U.S, Russia seek localized cease-fires in Syria

With Syria’s February cease-fire showing signs of fraying, the United States and Russia have announced plans to try to reinforce localized cease-fires in the coastal province of Latakia as well the Damascus suburb of Eastern Ghouta.

A Syrian government statement said the truce would begin at 1 a.m. local time Saturday (2200 UTC Friday) and last for 24 hours in Damascus and Eastern Ghouta. It said a similar arrangement in Latakia province was expected to last for 72 hours.

About 230 civilians are believed to have been killed in fighting between the government and the rebels during the last week in Aleppo, which was Syria’s most populous city before civil war broke out five years ago.

Among those killed were at least 50 people in a hospital that was hit in an overnight airstrike.

“It is our view that this, essentially, would be a refreshment of the cessation of hostilities and getting both sides to commit to refreshing the commitments that they made,” White House press secretary Josh Earnest said.

U.S. officials said Secretary of State John Kerry and Russian Foreign Minister Sergei Lavrov discussed details of the plan Friday. However, officials said, talks on the renewed cessation had been underway for some time.

Officials said the U.S., Russia and other members of the 17-nation International Syria Support Group would use their influence with either the Syrian regime or the opposition to try to get both sides to comply.

A senior State Department official said that in focusing on quelling unrest in Latakia and Eastern Ghouta, the escalating violence in Aleppo was not being ignored.

“There should not be any thinking that anything was set aside,” the official said in a Friday briefing.

“We have moved forward on what we were able to move forward with right now,” the official added, saying negotiators hoped to be able to make progress on Aleppo as soon as possible.

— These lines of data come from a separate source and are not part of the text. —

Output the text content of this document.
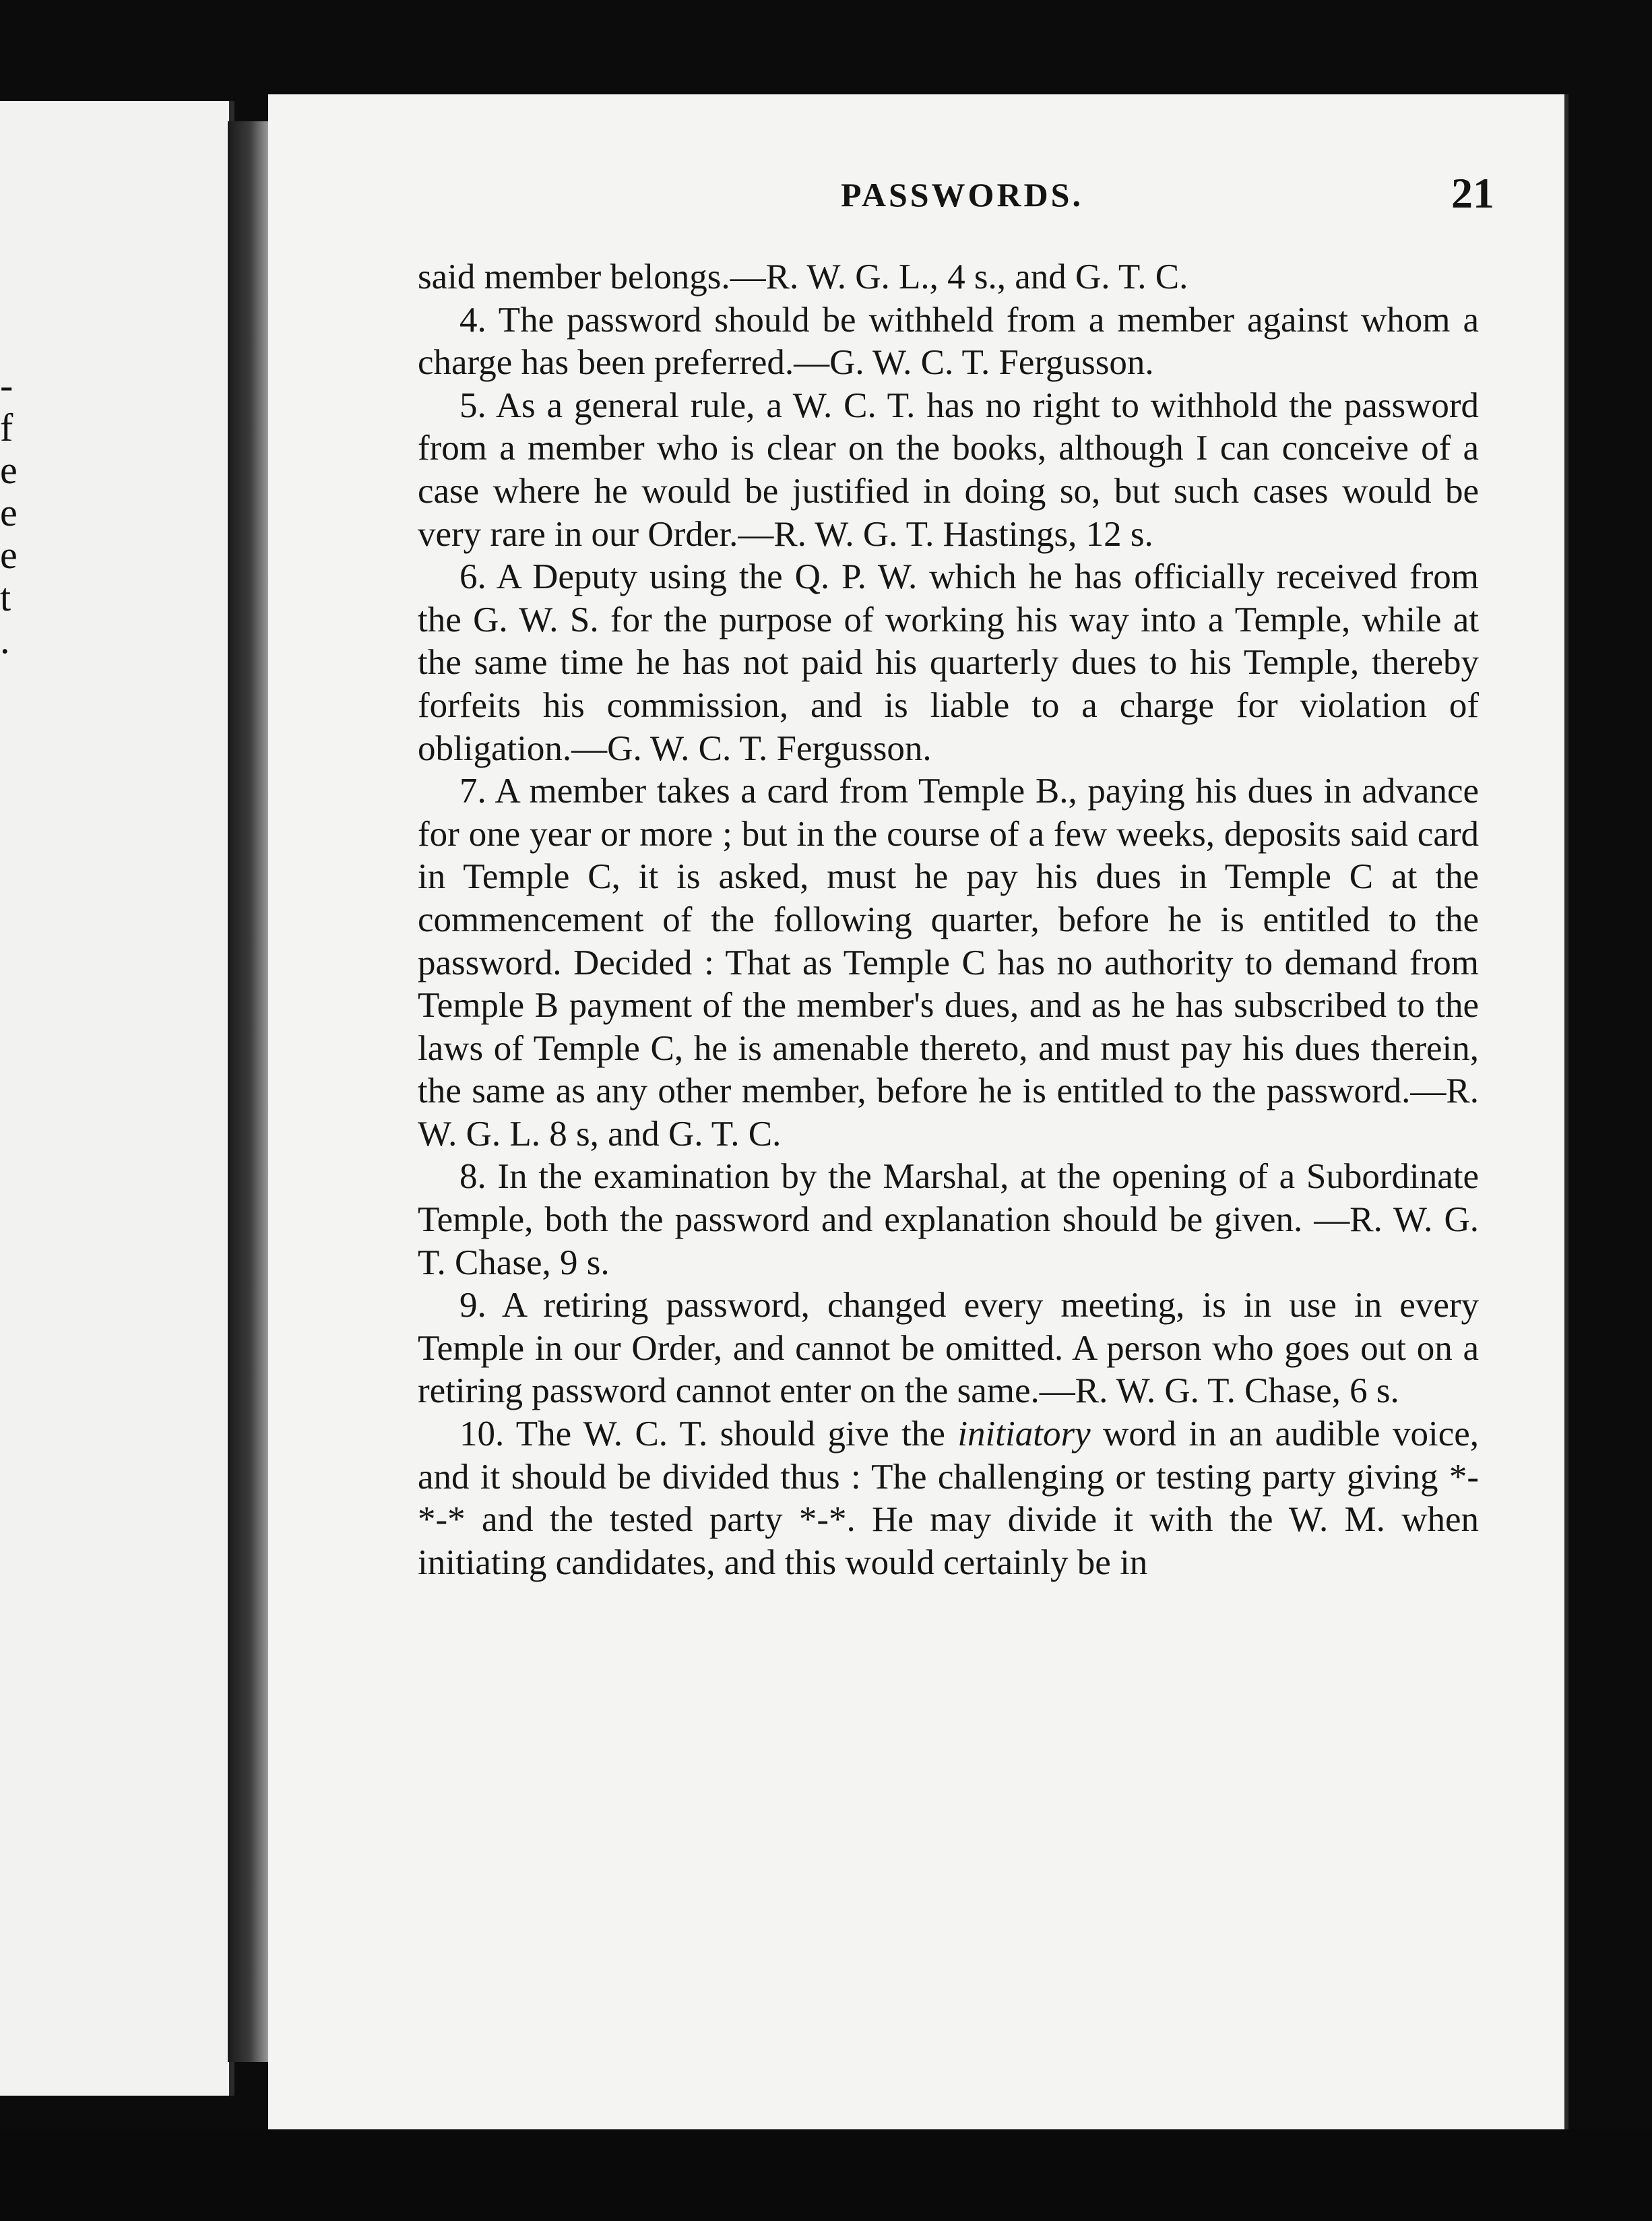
-
f
e
e
e
t
.
PASSWORDS.	21

said member belongs.—R. W. G. L., 4 s., and G. T. C.

4. The password should be withheld from a member against whom a charge has been preferred.—G. W. C. T. Fergusson.

5. As a general rule, a W. C. T. has no right to withhold the password from a member who is clear on the books, although I can conceive of a case where he would be justified in doing so, but such cases would be very rare in our Order.—R. W. G. T. Hastings, 12 s.

6. A Deputy using the Q. P. W. which he has officially received from the G. W. S. for the purpose of working his way into a Temple, while at the same time he has not paid his quarterly dues to his Temple, thereby forfeits his commission, and is liable to a charge for violation of obligation.—G. W. C. T. Fergusson.

7. A member takes a card from Temple B., paying his dues in advance for one year or more ; but in the course of a few weeks, deposits said card in Temple C, it is asked, must he pay his dues in Temple C at the commencement of the following quarter, before he is entitled to the password. Decided : That as Temple C has no authority to demand from Temple B payment of the member's dues, and as he has subscribed to the laws of Temple C, he is amenable thereto, and must pay his dues therein, the same as any other member, before he is entitled to the password.—R. W. G. L. 8 s, and G. T. C.

8. In the examination by the Marshal, at the opening of a Subordinate Temple, both the password and explanation should be given. —R. W. G. T. Chase, 9 s.

9. A retiring password, changed every meeting, is in use in every Temple in our Order, and cannot be omitted. A person who goes out on a retiring password cannot enter on the same.—R. W. G. T. Chase, 6 s.

10. The W. C. T. should give the initiatory word in an audible voice, and it should be divided thus : The challenging or testing party giving *-*-* and the tested party *-*. He may divide it with the W. M. when initiating candidates, and this would certainly be in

State Department spokesman Mark Toner said the plans for Latakia and Eastern Ghouta would test the commitment that all parties made to the initial cessation of hostilities.

“This is a recommitment and it is a test for the Russians, for the regime as well as for the opposition,” he said.

Rebels continued to hit government-controlled neighborhoods in Aleppo with rocket and artillery fire Friday. State media said a direct hit on a mosque killed 15 people and wounded 30.

The Syrian government also kept up its bombing raids. Civil defense officials said the regime’s airstrikes hit a well-known medical clinic, wounding several people, just over 24 hours after similar raids destroyed a hospital in Aleppo.

The medical charity Doctors Without Borders said 50 people, including six of its staff members, were killed when the al-Quds Hospital in the rebel-held Sukkari district was destroyed by airstrikes late Wednesday night.

Kerry, speaking in Washington, said targeting of the hospital appeared to have been “deliberate.” There was no clear account about whose planes were involved, but reports from Aleppo said they were either Russian or Syrian aircraft.

More than 80 international and Syrian NGOs signed a statement Friday demanding that Obama and Russian President Vladimir Putin respond to U.N. appeals to try to stop the bloodshed.

“These atrocities are happening on your watch,” the statement said, addressing the two presidents by name. “Please heed the call of the U.N. Special Envoy to Syria to take urgent steps to rescue Syria’s cessation of hostilities [the partial, ineffective truce that began several weeks ago] and end attacks on civilians. Please act now to keep hope alive for Syrians.”

Doctors’ letter

Doctors in Aleppo issued a separate open letter to Putin and Obama mourning the death of the city’s last pediatrician, one of at least 730 doctors and nurses killed in the civil war.

“Soon there will be no medical professionals at all left in Aleppo. Where will civilians turn to for care and attention?” the letter asked.

From Geneva, U.N. rights chief Zeid Ra’ad Al Hussein said this week’s violence in Syria showed a “monstrous disregard for civilians’ lives by all parties to the conflict.”

Rebels demanding the removal of Syrian President Bashar al-Assad and the government troops opposing them control separate parts of Aleppo, and portions of the surrounding province are in the hands of numerous other fighters, including members of al-Qaida and the Islamic State terrorist group.